I well remember going to see this at the Nottingham Odeon when it came out. My surprise at it being on the cinema’s main screen (number one out of five) was matched only by the curious face-to-face warning every customer got to receive at the box office, which went something along the lines of “You do realise this is NOT a film version of the Andrew Lloyd Webber musical, don’t you?” Whether this was a legal stipulation forced on the film-makers by Lloyd-Webber’s Really Useful Company, or whether it was just legendary producer Harry Alan Towers (he of everything from THE FACE OF FU MANCHU to numerous Jess Franco pictures fame) having a bit of fun I still don’t know, but I was reminded of it while watching 101 Films’ new Blu-ray release of the picture because a disclaimer to the same effect pops up during the end credits as well.

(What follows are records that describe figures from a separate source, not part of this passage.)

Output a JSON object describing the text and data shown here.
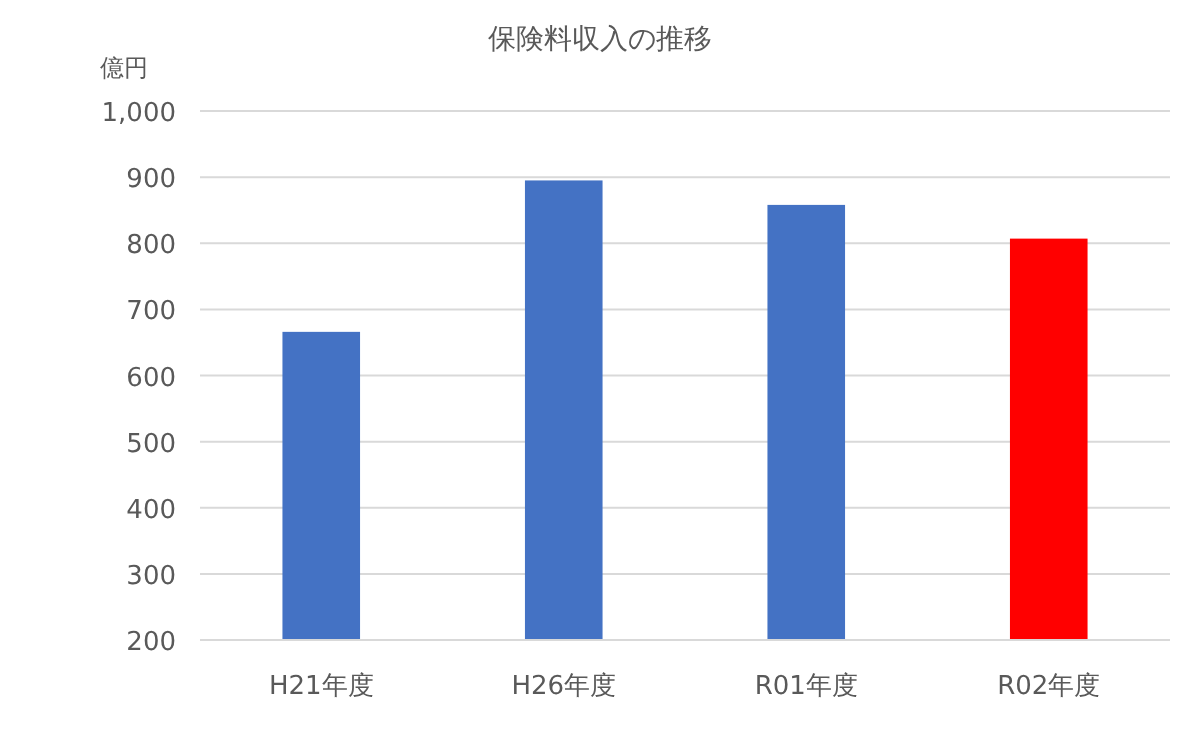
{
  "chart_data": {
    "type": "bar",
    "title": "保険料収入の推移",
    "ylabel": "億円",
    "categories": [
      "H21年度",
      "H26年度",
      "R01年度",
      "R02年度"
    ],
    "values": [
      666,
      895,
      858,
      807
    ],
    "colors": [
      "#4472c4",
      "#4472c4",
      "#4472c4",
      "#ff0000"
    ],
    "ylim": [
      200,
      1000
    ],
    "yticks": [
      {
        "value": 200,
        "label": "200"
      },
      {
        "value": 300,
        "label": "300"
      },
      {
        "value": 400,
        "label": "400"
      },
      {
        "value": 500,
        "label": "500"
      },
      {
        "value": 600,
        "label": "600"
      },
      {
        "value": 700,
        "label": "700"
      },
      {
        "value": 800,
        "label": "800"
      },
      {
        "value": 900,
        "label": "900"
      },
      {
        "value": 1000,
        "label": "1,000"
      }
    ],
    "grid": "y"
  }
}
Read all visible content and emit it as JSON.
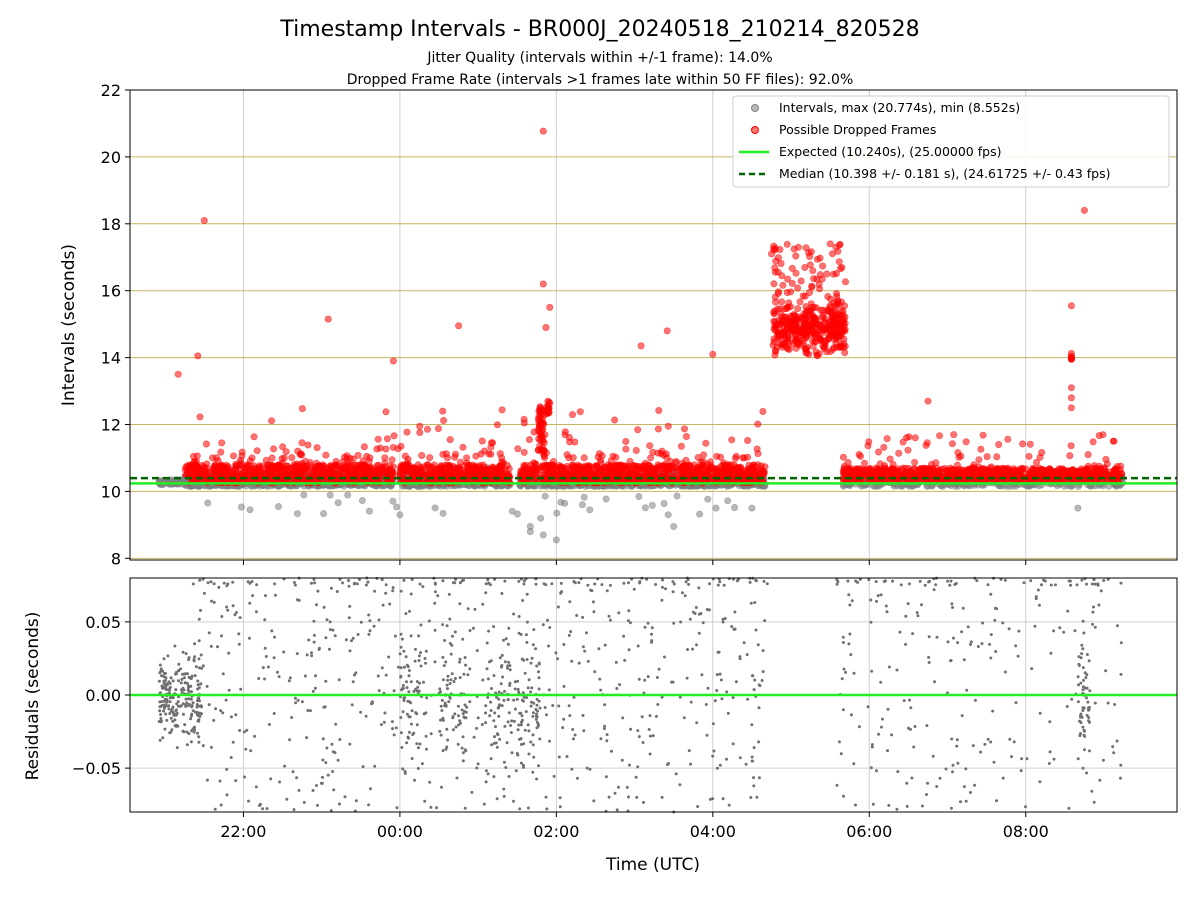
{
  "chart_data": [
    {
      "type": "scatter",
      "title": "Timestamp Intervals - BR000J_20240518_210214_820528",
      "subtitle_1": "Jitter Quality (intervals within +/-1 frame): 14.0%",
      "subtitle_2": "Dropped Frame Rate (intervals >1 frames late within 50 FF files): 92.0%",
      "ylabel": "Intervals (seconds)",
      "ylim": [
        7.95,
        22
      ],
      "yticks": [
        "8",
        "10",
        "12",
        "14",
        "16",
        "18",
        "20",
        "22"
      ],
      "xlim_hours_utc": [
        "2024-05-18T20:33",
        "2024-05-19T09:56"
      ],
      "grid": true,
      "legend_position": "upper right",
      "legend": [
        "Intervals, max (20.774s), min (8.552s)",
        "Possible Dropped Frames",
        "Expected (10.240s), (25.00000 fps)",
        "Median (10.398 +/- 0.181 s), (24.61725 +/- 0.43 fps)"
      ],
      "reference_lines": {
        "expected": 10.24,
        "median": 10.398
      },
      "series": [
        {
          "name": "Intervals, max (20.774s), min (8.552s)",
          "color": "#808080",
          "notable_points": [
            {
              "x": "01:40",
              "y": 8.8
            },
            {
              "x": "01:40",
              "y": 8.95
            },
            {
              "x": "01:48",
              "y": 9.2
            },
            {
              "x": "01:50",
              "y": 8.7
            },
            {
              "x": "02:00",
              "y": 8.55
            },
            {
              "x": "00:00",
              "y": 9.3
            },
            {
              "x": "03:30",
              "y": 8.95
            },
            {
              "x": "08:40",
              "y": 9.5
            },
            {
              "x": "02:20",
              "y": 9.6
            },
            {
              "x": "22:05",
              "y": 9.45
            },
            {
              "x": "04:30",
              "y": 9.5
            }
          ]
        },
        {
          "name": "Possible Dropped Frames",
          "color": "#ff0000",
          "notable_points": [
            {
              "x": "01:50",
              "y": 20.77
            },
            {
              "x": "21:30",
              "y": 18.1
            },
            {
              "x": "08:45",
              "y": 18.4
            },
            {
              "x": "23:05",
              "y": 15.15
            },
            {
              "x": "21:25",
              "y": 14.05
            },
            {
              "x": "00:45",
              "y": 14.95
            },
            {
              "x": "03:25",
              "y": 14.8
            },
            {
              "x": "03:05",
              "y": 14.35
            },
            {
              "x": "23:55",
              "y": 13.9
            },
            {
              "x": "04:00",
              "y": 14.1
            },
            {
              "x": "08:35",
              "y": 15.55
            },
            {
              "x": "21:10",
              "y": 13.5
            },
            {
              "x": "01:50",
              "y": 16.2
            },
            {
              "x": "01:55",
              "y": 15.5
            },
            {
              "x": "01:52",
              "y": 14.9
            },
            {
              "x": "05:30",
              "y": 17.4
            },
            {
              "x": "04:45",
              "y": 17.1
            },
            {
              "x": "06:45",
              "y": 12.7
            }
          ],
          "clusters": [
            {
              "x_range": [
                "04:40",
                "05:45"
              ],
              "y_range": [
                13.5,
                17.4
              ]
            },
            {
              "x_range": [
                "21:15",
                "04:40"
              ],
              "y_range": [
                10.2,
                11.0
              ]
            },
            {
              "x_range": [
                "05:40",
                "09:15"
              ],
              "y_range": [
                10.2,
                10.9
              ]
            }
          ]
        }
      ]
    },
    {
      "type": "scatter",
      "ylabel": "Residuals (seconds)",
      "xlabel": "Time (UTC)",
      "ylim": [
        -0.08,
        0.08
      ],
      "yticks": [
        "0.05",
        "0.00",
        "−0.05"
      ],
      "xticks": [
        "22:00",
        "00:00",
        "02:00",
        "04:00",
        "06:00",
        "08:00"
      ],
      "grid": true,
      "zero_line_color": "#22ee22",
      "series": [
        {
          "name": "",
          "color": "#707070",
          "x_range": [
            "20:55",
            "09:15"
          ],
          "y_range": [
            -0.08,
            0.08
          ]
        }
      ]
    }
  ],
  "colors": {
    "interval_gray": "#808080",
    "dropped_red": "#ff0000",
    "expected_green": "#22ee22",
    "median_darkgreen": "#006400",
    "hgrid_gold": "#c8b560"
  }
}
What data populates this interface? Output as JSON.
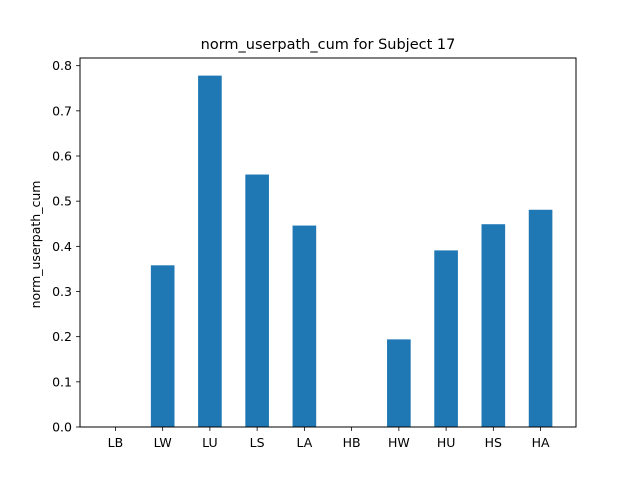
{
  "chart_data": {
    "type": "bar",
    "title": "norm_userpath_cum for Subject 17",
    "xlabel": "",
    "ylabel": "norm_userpath_cum",
    "categories": [
      "LB",
      "LW",
      "LU",
      "LS",
      "LA",
      "HB",
      "HW",
      "HU",
      "HS",
      "HA"
    ],
    "values": [
      0,
      0.358,
      0.778,
      0.559,
      0.446,
      0,
      0.194,
      0.391,
      0.449,
      0.481
    ],
    "ylim": [
      0,
      0.817
    ],
    "yticks": [
      "0.0",
      "0.1",
      "0.2",
      "0.3",
      "0.4",
      "0.5",
      "0.6",
      "0.7",
      "0.8"
    ],
    "grid": false,
    "legend": "none",
    "bar_color": "#1f77b4"
  }
}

So was the movie as good as I remembered it? This Menahem Golan production (not often a good sign) certainly isn't bad, and toplines Robert Englund, then at the height of his career as the star of the NIGHTMARE ON ELM STREET films.
The movie kicks off with singer Christine Day (Jill Schoelen from Joseph Rubin’s THE STEPFATHER) looking for a new piece with which to audition for a modern-day New York show. She finds it in a dusty manuscript copy of ‘Don Juan Triumphant’ by composer Erik Destler. Before she can get more than a couple of notes out on stage she’s hit on the head by a sandbag and transported back to Victorian England, where Destler’s new work is about to be premiered at an opera house owned by Bill Nighy (yes him, looking remarkably young).

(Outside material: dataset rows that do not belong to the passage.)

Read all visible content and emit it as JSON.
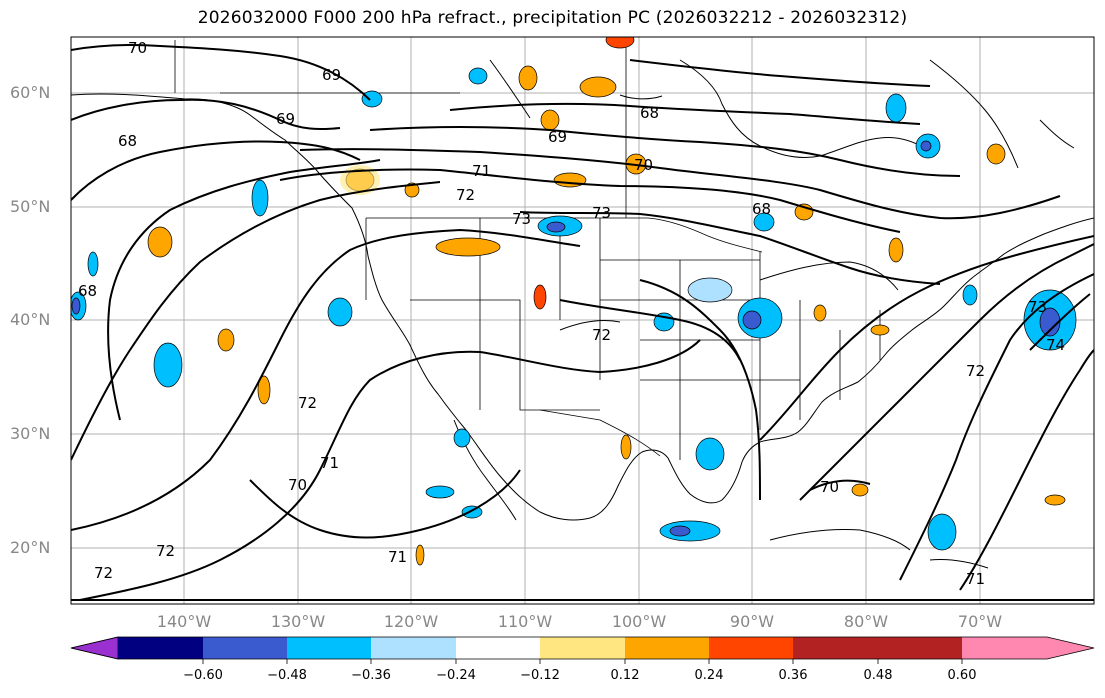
{
  "title": "2026032000 F000 200 hPa refract., precipitation PC (2026032212 - 2026032312)",
  "lat_labels": [
    "60°N",
    "50°N",
    "40°N",
    "30°N",
    "20°N"
  ],
  "lon_labels": [
    "140°W",
    "130°W",
    "120°W",
    "110°W",
    "100°W",
    "90°W",
    "80°W",
    "70°W"
  ],
  "colorbar": {
    "colors": [
      "#9b30d0",
      "#000080",
      "#3a5bd0",
      "#00bfff",
      "#aee0ff",
      "#ffffff",
      "#ffe680",
      "#ffa500",
      "#ff4500",
      "#b22222",
      "#ff88b0"
    ],
    "ticks": [
      "−0.60",
      "−0.48",
      "−0.36",
      "−0.24",
      "−0.12",
      "0.12",
      "0.24",
      "0.36",
      "0.48",
      "0.60"
    ]
  },
  "contour_labels": [
    "70",
    "69",
    "69",
    "68",
    "68",
    "69",
    "68",
    "70",
    "71",
    "72",
    "73",
    "73",
    "68",
    "72",
    "73",
    "74",
    "72",
    "72",
    "71",
    "70",
    "72",
    "72",
    "71",
    "70",
    "71"
  ]
}
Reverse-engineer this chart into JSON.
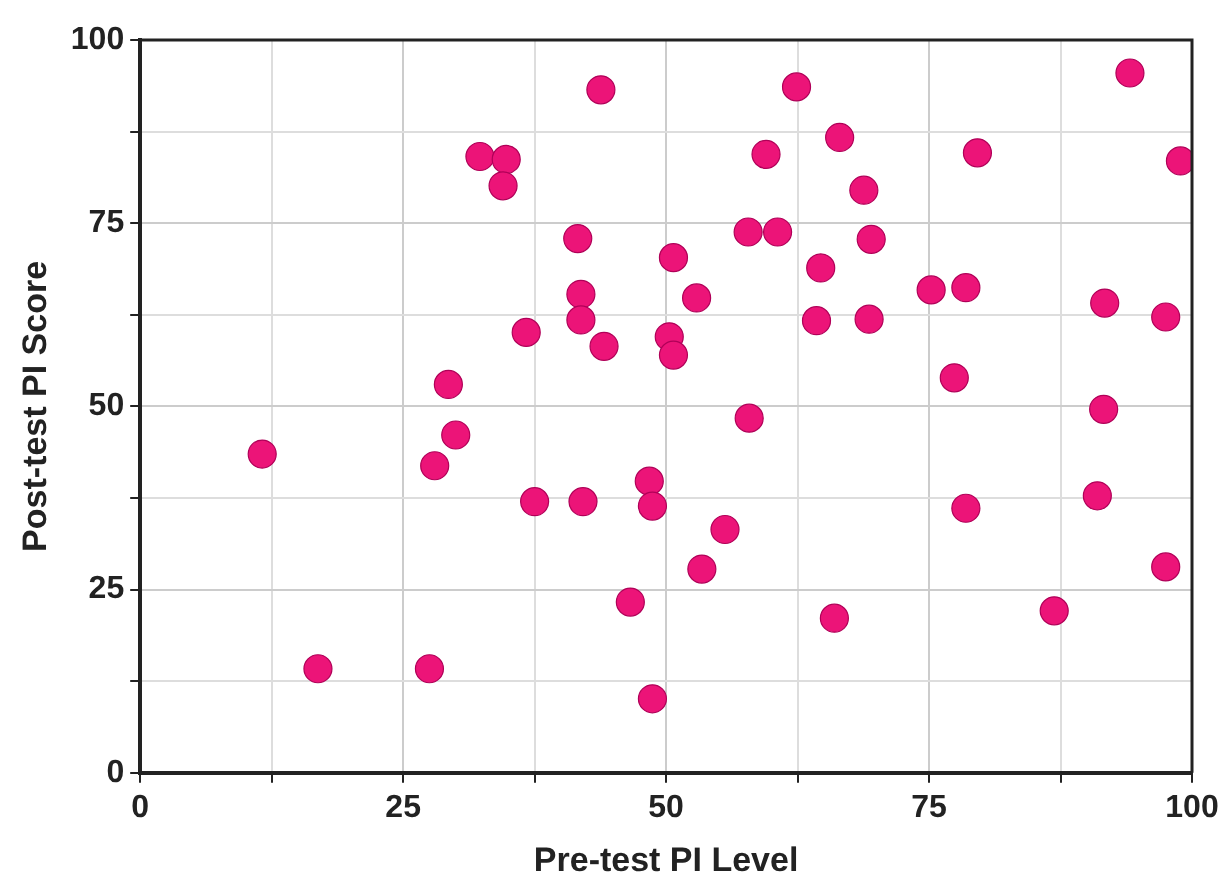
{
  "chart_data": {
    "type": "scatter",
    "xlabel": "Pre-test PI Level",
    "ylabel": "Post-test PI Score",
    "xlim": [
      0,
      100
    ],
    "ylim": [
      0,
      100
    ],
    "xticks": [
      0,
      {
        "value": 12.5,
        "label": null
      },
      25,
      {
        "value": 37.5,
        "label": null
      },
      50,
      {
        "value": 62.5,
        "label": null
      },
      75,
      {
        "value": 87.5,
        "label": null
      },
      100
    ],
    "yticks": [
      0,
      {
        "value": 12.5,
        "label": null
      },
      25,
      {
        "value": 37.5,
        "label": null
      },
      50,
      {
        "value": 62.5,
        "label": null
      },
      75,
      {
        "value": 87.5,
        "label": null
      },
      100
    ],
    "grid": true,
    "marker": "circle",
    "series": [
      {
        "color": "#ec1478",
        "x": [
          11.6,
          30,
          28,
          37.5,
          42.1,
          48.4,
          48.7,
          46.6,
          16.9,
          27.5,
          48.7,
          57.9,
          91.6,
          55.6,
          53.4,
          66,
          78.5,
          91,
          97.5,
          86.9,
          43.8,
          32.3,
          34.8,
          34.5,
          41.6,
          41.9,
          41.9,
          36.7,
          44.1,
          29.3,
          50.7,
          50.3,
          50.7,
          62.4,
          66.5,
          59.5,
          79.6,
          94.1,
          98.9,
          68.8,
          57.8,
          60.6,
          69.5,
          64.7,
          52.9,
          75.2,
          78.5,
          91.7,
          97.5,
          64.3,
          69.3,
          77.4
        ],
        "values": [
          43.5,
          46.1,
          41.9,
          37,
          37,
          39.8,
          36.4,
          23.3,
          14.2,
          14.2,
          10.1,
          48.4,
          49.6,
          33.2,
          27.8,
          21.1,
          36.1,
          37.8,
          28.1,
          22.1,
          93.2,
          84.1,
          83.7,
          80.1,
          72.9,
          65.3,
          61.8,
          60.1,
          58.2,
          53,
          70.3,
          59.5,
          57,
          93.6,
          86.7,
          84.4,
          84.6,
          95.5,
          83.5,
          79.5,
          73.8,
          73.8,
          72.8,
          68.9,
          64.8,
          65.9,
          66.2,
          64.1,
          62.2,
          61.7,
          61.9,
          53.9
        ]
      }
    ]
  }
}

Destler is something of a shadowy figure, but that's because he's sold his soul to the devil disguised as a dwarf in return for a mutilated face and public appreciation of his music. As the Phantom, Destler coaches Christine for the lead role, and ensures that on opening night diva La Carlotta (Stephanie Lawrence) finds the stagehand he's flayed alive and stuffed into her wardrobe. The shock causes her to lose her voice and Christine to get the lead role.
Of course there are various factions who don’t want Christine to succeed, including Mr Nighy, and the stage is set for some Phantom-style revenge, a fiery climax, and a neat little epilogue set back in the present day that gives us a new spin on the classic unmasking scene in a suitably gory 1980s way. Don’t expect a chandelier to fall into the audience, though, because apparently they didn’t have enough money for that.

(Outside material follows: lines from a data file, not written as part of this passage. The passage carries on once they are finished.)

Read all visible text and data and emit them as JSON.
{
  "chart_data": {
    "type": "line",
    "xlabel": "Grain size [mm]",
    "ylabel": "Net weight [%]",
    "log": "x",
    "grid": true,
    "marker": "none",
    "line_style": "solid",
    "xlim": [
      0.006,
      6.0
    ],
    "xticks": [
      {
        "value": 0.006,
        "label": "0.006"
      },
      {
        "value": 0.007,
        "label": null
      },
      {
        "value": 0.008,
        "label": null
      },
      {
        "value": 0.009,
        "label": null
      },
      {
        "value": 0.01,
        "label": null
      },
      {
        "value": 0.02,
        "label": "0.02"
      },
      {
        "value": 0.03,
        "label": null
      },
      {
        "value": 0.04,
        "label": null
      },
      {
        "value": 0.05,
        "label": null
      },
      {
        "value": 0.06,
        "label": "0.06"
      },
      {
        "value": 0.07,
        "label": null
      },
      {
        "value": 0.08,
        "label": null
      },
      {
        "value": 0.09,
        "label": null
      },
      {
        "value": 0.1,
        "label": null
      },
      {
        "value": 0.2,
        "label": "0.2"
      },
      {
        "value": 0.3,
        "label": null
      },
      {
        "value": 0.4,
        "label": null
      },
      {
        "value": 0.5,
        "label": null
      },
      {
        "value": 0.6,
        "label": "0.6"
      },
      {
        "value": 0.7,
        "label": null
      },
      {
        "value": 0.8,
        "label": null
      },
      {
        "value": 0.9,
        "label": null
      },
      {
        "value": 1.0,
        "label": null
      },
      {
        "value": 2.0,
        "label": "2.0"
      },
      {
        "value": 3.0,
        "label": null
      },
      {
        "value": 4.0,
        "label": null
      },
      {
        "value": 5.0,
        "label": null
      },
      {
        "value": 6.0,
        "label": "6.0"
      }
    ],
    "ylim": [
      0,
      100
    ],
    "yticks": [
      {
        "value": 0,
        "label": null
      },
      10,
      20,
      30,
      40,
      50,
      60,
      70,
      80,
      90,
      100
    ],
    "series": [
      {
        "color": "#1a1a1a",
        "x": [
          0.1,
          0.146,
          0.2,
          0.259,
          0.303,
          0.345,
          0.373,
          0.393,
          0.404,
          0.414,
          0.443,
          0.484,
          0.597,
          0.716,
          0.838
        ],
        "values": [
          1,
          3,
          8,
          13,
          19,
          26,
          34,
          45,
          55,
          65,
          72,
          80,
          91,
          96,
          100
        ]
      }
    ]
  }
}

Prior to PHANTOM OF THE OPERA, director Dwight H Little had just come off HALLOWEEN 4, and he does a pretty good job with this remake. In fact, if Hammer Films had kept going into the 1990s one imagines this is exactly the kind of thing they would have produced. Much is made of Englund’s destroyed face and his need for frequent skin grafts, and there are a couple of one-liners for fans expecting Freddy Krueger in a cloak which, to some extent is what you get. It’s all a lot of gory, gothic fun and I'll admit I enjoyed it at least as much as I did on its initial release all those years ago.
101 Films’ Blu-ray preserves PHANTOM OF THE OPERA’s original aspect ratio of 1.85:1, despite the back of the box telling you otherwise, so don’t worry. The transfer is a bit grainy but overall looks fine. There aren’t any extras but this is a perfectly acceptable presentation of a film from the tail end of one of the classic eras of horror cinema.
The Robert Englund version of PHANTOM OF THE OPERA is out from 101 Films on Blu-ray from 17th April 2014. A DVD version is also available.